Vuole essere bella ed elegante. Ha sessant’anni, una figlia venticinquenne che vive all’estero, un desiderio esagerato di piacerle, una sorella cinquantacinquenne che sa sempre quel che è giusto fare e la necessità di vestirsi in modo adeguato. Specie ora, ora che stanno per uscire tutte e tre insieme. È un evento: che la figlia voglia uscire con lei, cioè. O almeno, a lei pare che lo sia. Dunque non vuole sfigurare. Per lei, che si veste sempre con la prima cosa che trova, spendere un’ora sudando davanti al guardaroba è un segno dei tempi: tempi sparigliati che mettono le madri in condizione di temere il parere dei figli. Arriva sua sorella, la cinquantacinquenne, in completo perfetto, stile etnico: pantalone ampio e variopinto, maglietta nera, aderente, scollata.
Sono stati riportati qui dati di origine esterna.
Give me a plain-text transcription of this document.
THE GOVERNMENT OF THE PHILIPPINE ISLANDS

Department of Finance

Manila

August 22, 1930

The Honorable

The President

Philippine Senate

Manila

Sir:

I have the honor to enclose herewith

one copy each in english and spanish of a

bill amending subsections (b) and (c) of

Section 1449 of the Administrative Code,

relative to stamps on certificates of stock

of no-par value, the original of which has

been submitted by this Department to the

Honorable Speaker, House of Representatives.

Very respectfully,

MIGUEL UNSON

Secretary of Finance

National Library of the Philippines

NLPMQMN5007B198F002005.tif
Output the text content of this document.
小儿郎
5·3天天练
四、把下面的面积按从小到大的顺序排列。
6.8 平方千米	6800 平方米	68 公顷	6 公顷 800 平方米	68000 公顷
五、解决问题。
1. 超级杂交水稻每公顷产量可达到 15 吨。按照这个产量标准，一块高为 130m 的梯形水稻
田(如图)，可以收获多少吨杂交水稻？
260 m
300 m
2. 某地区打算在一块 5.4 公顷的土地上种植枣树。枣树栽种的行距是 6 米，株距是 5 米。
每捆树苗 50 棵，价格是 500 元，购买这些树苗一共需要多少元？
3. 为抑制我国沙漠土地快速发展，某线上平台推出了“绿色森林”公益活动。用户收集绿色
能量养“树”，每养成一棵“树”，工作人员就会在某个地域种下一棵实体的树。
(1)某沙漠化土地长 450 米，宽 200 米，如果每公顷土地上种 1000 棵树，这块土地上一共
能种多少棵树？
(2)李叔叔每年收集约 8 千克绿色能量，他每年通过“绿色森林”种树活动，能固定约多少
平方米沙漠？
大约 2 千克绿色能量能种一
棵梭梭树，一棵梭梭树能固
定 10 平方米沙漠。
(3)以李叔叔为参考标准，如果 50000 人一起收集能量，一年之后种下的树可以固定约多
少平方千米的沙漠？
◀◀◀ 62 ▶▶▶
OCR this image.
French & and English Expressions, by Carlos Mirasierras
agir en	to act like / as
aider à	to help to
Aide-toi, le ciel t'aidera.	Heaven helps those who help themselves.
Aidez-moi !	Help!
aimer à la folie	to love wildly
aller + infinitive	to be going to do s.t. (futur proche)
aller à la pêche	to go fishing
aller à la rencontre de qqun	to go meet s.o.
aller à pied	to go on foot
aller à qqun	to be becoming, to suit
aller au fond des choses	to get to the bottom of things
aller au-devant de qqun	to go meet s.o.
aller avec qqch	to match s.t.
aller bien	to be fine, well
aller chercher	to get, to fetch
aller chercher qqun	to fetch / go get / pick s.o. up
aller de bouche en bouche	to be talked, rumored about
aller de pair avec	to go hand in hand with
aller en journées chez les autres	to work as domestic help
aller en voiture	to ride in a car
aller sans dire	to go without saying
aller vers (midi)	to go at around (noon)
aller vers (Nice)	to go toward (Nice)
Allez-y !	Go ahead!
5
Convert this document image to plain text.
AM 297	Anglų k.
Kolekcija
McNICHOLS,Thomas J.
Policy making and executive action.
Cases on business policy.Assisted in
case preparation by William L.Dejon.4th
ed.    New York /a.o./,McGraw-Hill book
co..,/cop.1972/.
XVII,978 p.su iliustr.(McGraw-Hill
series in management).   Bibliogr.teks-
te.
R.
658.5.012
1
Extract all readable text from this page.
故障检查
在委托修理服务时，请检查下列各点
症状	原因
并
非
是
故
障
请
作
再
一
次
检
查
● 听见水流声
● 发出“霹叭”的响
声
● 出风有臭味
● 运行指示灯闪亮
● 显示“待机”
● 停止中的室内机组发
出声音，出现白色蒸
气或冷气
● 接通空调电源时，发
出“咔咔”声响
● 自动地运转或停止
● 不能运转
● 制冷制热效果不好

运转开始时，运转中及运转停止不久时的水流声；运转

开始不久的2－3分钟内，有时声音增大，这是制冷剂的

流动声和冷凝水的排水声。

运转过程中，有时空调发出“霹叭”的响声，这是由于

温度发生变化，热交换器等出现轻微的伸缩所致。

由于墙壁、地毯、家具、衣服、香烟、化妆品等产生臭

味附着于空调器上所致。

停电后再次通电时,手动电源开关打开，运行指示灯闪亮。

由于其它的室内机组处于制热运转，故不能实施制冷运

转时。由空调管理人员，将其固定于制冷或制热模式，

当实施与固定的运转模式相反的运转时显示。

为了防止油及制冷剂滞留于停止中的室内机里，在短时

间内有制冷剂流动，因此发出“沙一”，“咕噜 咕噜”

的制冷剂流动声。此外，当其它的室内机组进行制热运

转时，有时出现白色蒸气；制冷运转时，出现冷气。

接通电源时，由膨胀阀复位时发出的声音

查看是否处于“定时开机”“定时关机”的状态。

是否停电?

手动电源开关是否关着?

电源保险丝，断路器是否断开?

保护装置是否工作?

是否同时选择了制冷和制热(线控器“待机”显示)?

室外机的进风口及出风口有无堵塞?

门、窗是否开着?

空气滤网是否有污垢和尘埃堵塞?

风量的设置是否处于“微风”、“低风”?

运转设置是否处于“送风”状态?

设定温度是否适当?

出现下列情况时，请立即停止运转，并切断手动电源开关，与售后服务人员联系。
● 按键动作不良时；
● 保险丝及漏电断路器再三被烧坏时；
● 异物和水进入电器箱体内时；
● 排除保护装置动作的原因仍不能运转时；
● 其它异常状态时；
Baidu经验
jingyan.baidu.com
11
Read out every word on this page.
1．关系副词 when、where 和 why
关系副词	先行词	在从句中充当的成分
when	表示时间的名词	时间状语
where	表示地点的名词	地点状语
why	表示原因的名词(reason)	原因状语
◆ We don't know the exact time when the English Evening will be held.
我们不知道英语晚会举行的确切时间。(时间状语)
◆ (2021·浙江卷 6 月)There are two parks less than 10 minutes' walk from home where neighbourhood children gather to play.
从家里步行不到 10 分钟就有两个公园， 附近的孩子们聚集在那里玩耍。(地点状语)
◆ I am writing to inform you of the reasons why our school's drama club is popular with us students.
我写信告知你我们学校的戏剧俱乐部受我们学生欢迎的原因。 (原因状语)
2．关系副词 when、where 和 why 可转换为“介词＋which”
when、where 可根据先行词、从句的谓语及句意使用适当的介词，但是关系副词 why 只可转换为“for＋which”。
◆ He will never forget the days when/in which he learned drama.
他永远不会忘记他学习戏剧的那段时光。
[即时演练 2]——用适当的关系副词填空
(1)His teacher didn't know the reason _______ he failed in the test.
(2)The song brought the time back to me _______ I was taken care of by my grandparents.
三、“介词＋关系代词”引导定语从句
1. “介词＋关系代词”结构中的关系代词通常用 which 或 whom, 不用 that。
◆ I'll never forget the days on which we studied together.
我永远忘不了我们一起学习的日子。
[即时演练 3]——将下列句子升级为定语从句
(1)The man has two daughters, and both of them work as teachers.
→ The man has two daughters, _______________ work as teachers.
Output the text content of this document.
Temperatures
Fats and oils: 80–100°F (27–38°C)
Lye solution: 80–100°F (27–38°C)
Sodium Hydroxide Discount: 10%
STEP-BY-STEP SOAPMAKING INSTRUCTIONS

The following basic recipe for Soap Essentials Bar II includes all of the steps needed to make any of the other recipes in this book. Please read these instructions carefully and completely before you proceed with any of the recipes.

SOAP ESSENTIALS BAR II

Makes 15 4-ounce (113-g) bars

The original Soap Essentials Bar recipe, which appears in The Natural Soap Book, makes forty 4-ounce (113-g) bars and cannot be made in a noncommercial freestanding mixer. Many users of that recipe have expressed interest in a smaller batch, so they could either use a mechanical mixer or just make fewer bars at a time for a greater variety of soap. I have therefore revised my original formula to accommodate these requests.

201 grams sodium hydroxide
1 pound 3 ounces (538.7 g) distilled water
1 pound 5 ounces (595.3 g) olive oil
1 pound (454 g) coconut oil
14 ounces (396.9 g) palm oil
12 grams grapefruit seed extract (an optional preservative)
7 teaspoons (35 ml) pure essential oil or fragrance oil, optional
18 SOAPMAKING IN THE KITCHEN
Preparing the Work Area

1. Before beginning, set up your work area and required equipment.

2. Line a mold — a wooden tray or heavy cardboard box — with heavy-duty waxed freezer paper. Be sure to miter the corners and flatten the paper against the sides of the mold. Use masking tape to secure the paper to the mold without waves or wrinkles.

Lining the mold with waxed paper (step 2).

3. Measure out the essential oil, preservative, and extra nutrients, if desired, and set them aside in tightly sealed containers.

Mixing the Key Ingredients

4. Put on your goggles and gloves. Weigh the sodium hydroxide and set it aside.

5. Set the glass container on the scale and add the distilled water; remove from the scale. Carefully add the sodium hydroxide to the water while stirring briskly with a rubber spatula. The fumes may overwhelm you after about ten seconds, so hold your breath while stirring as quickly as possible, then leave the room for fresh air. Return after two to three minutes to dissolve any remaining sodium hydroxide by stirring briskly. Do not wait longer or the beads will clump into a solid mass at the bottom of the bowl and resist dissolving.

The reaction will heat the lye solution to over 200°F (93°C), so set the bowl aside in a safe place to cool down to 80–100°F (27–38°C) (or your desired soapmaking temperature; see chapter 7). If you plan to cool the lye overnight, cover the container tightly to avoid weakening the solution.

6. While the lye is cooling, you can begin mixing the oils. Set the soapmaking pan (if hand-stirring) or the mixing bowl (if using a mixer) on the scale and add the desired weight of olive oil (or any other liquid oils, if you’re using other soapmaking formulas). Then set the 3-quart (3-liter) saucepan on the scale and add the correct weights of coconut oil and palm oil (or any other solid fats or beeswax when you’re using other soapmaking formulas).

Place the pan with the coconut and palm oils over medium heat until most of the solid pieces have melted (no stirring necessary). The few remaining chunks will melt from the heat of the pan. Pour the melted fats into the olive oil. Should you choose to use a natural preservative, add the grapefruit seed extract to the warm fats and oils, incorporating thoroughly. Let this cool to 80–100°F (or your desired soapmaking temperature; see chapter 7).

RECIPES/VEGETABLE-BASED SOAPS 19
Coglie il panico all’istante e impugna la situazione. È la sua dote di sorella più giovane. Estrae dal suo guardaroba uno sfavillante pantalone in raso verde smeraldo. “Questo ti dovrebbe stare”. Poi le assegna  una magliettina nera aderente gemella della sua. La madre si veste con affanno, si guarda allo specchio, si trova adeguata. Per questo osa. E quando la figlia arriva, lei si volta soddisfatta ad affrontarla.
La figlia la guarda e dice: “Perché ti sei vestita da coleottero?”
Poi guarda sua zia e conclude: “La giornata entomologica. Va beh, dai, esco con voi, coleottero e farfalla. Dov’è il mio retino?”